The agents also had located Jackie Tweed, one of the men Johnson named. Jarvis went to see Tweed at his home in Virginia, but Tweed denied knowing anything about the killing. He willingly provided fingerprints and a blood sample. Neither the prints nor the DNA matched those in the SBI’s possession, Barnes said.
* * *
Beginning to put Nancy’s story into writing helped distill my unanswered questions. But how was I to conclude this tale when its loose ends marred a neat resolution? Excluding the possibility of a random act – say, a lone hitchhiker at 3 a.m. – there remained two plausible but fundamentally different narratives: Richard Johnson’s and E.Y. Ponder’s, implicating Ed Walker.

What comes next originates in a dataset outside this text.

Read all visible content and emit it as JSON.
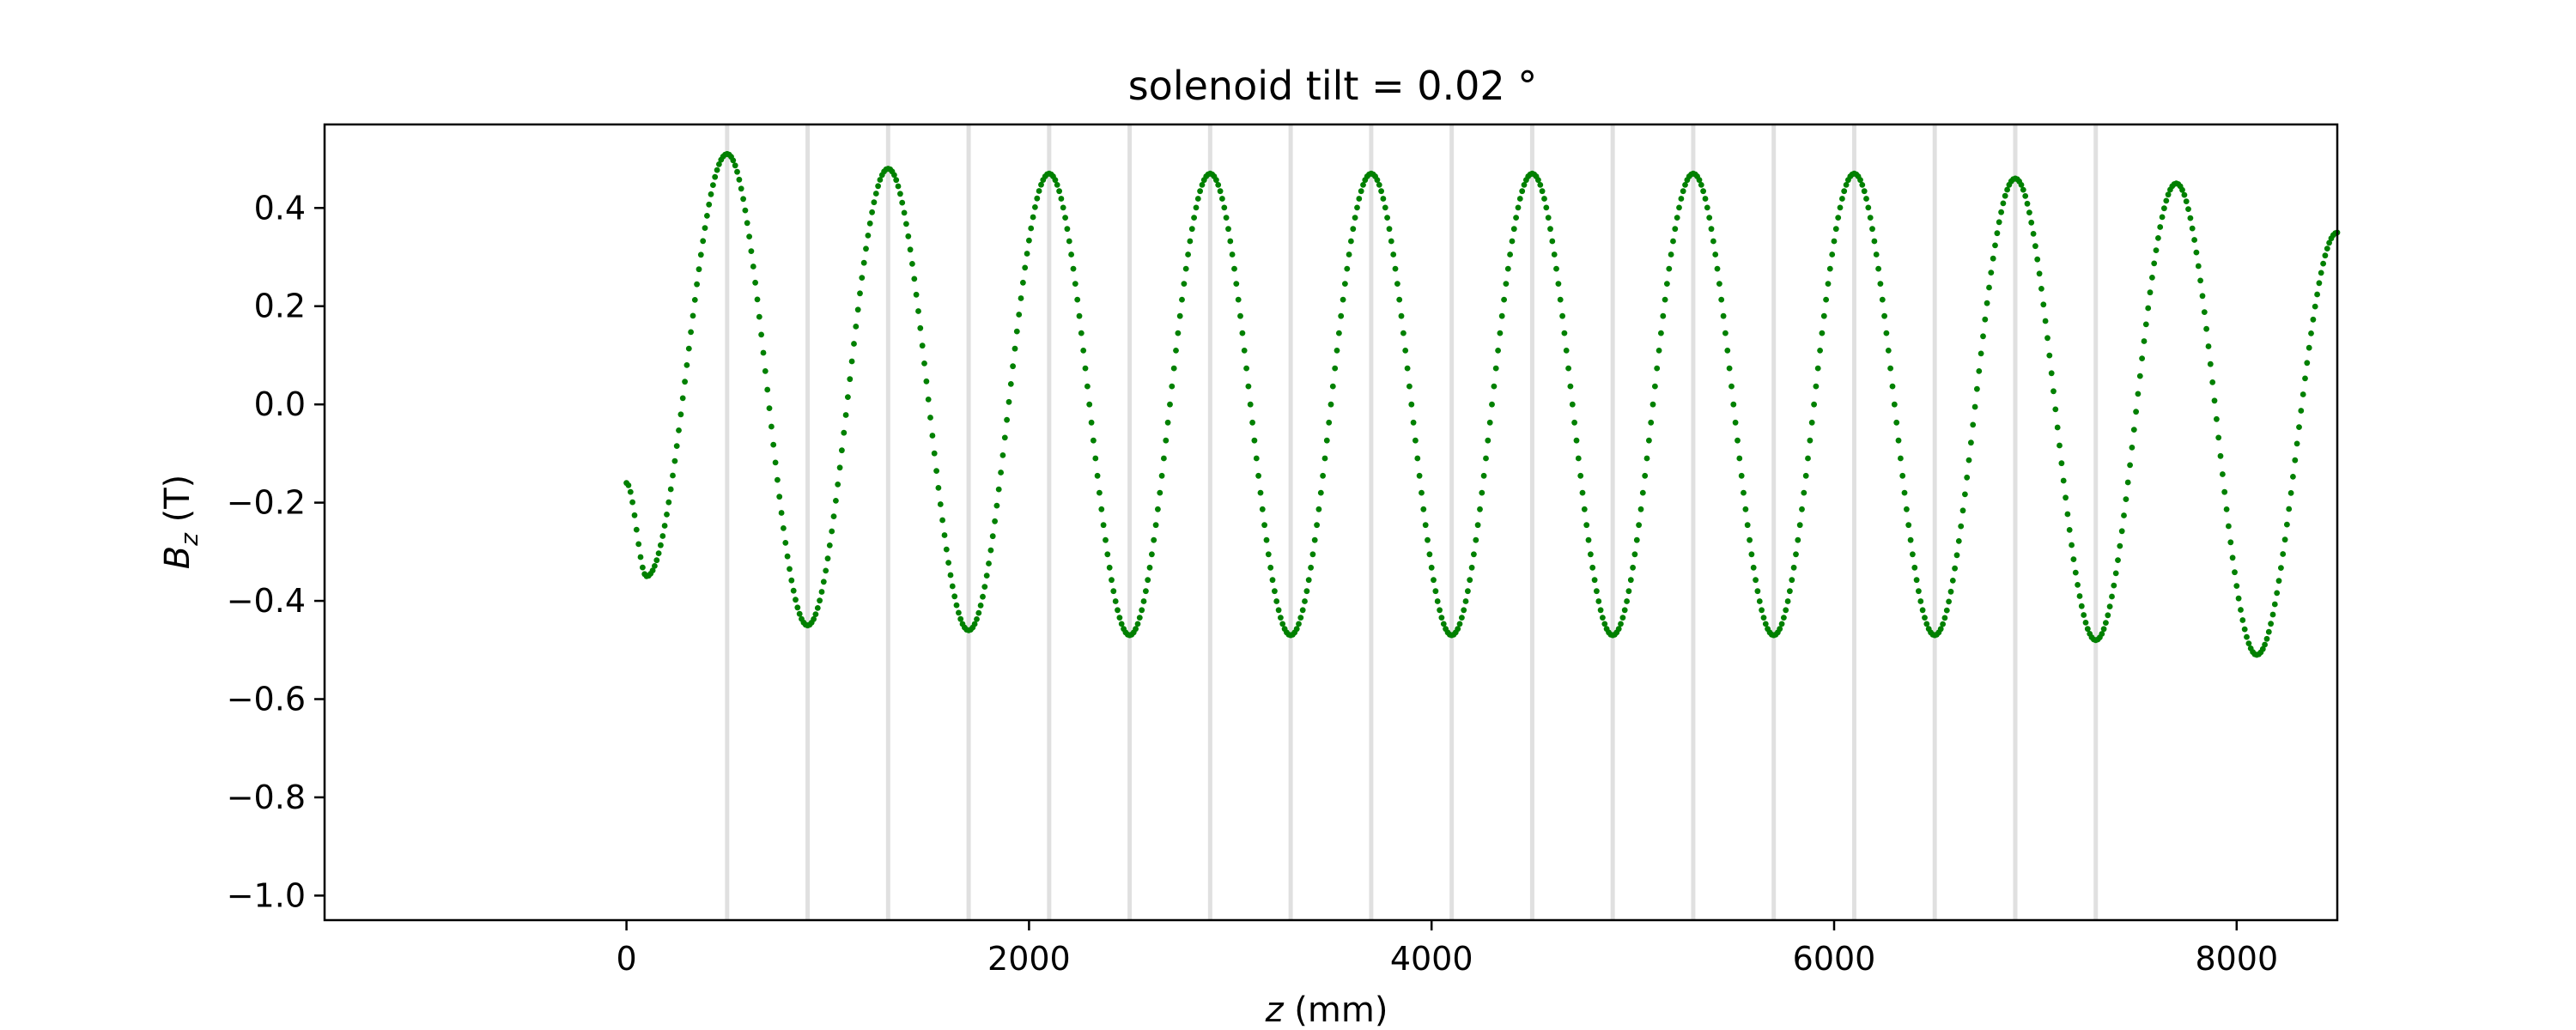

What do I believe happened?
A jury rejected the Ponder account in 1985, and nothing I had turned up made me think the jury was wrong. Rejecting the Walker scenario propels me to Richard Johnson’s version, or some variation of it. I believe that Johnson and his friends, or at least people he knew, hijacked Nancy as she drove past Hot Springs on her way home early that Monday morning. The death was the result of a rape that began as a crime of opportunity.
This conclusion fits the evidence I have gathered and evaluated. Although doubts persist about Johnson’s credibility, his confession is plausible. The three versions he gave to me, while differing in some particulars, were fundamentally consistent, and consistent with the crime-scene evidence and testimony.
The public may never know the truth, especially if the DNA samples in the custody of the SBI are never tested against the prime suspects other than Richard Johnson (who was not a match), as I suspect they have not been and will not be. The evidence supports that Nancy’s death came at the hands of more than one individual. But the additional living parties whose names have come to light – Henry Sharpe and Jackie Tweed – strongly deny involvement.
Will Nancy’s murder ever be officially resolved? I doubt it. For 15 years, the staff at SBI headquarters in Raleigh steadfastly refused to respond to my queries or to pursue the evidence I uncovered.
Whichever account of the killing is accurate, I believe a force larger than a single man, or even five men, must share the blame. Nancy Morgan’s murder took place in a political culture in which people in authority turned blind eyes to the actions of men like Richard Johnson. And yet such crimes take place every day in America. Corruption can contaminate justice anywhere. Madison County is no more insular and violence-prone than many other places.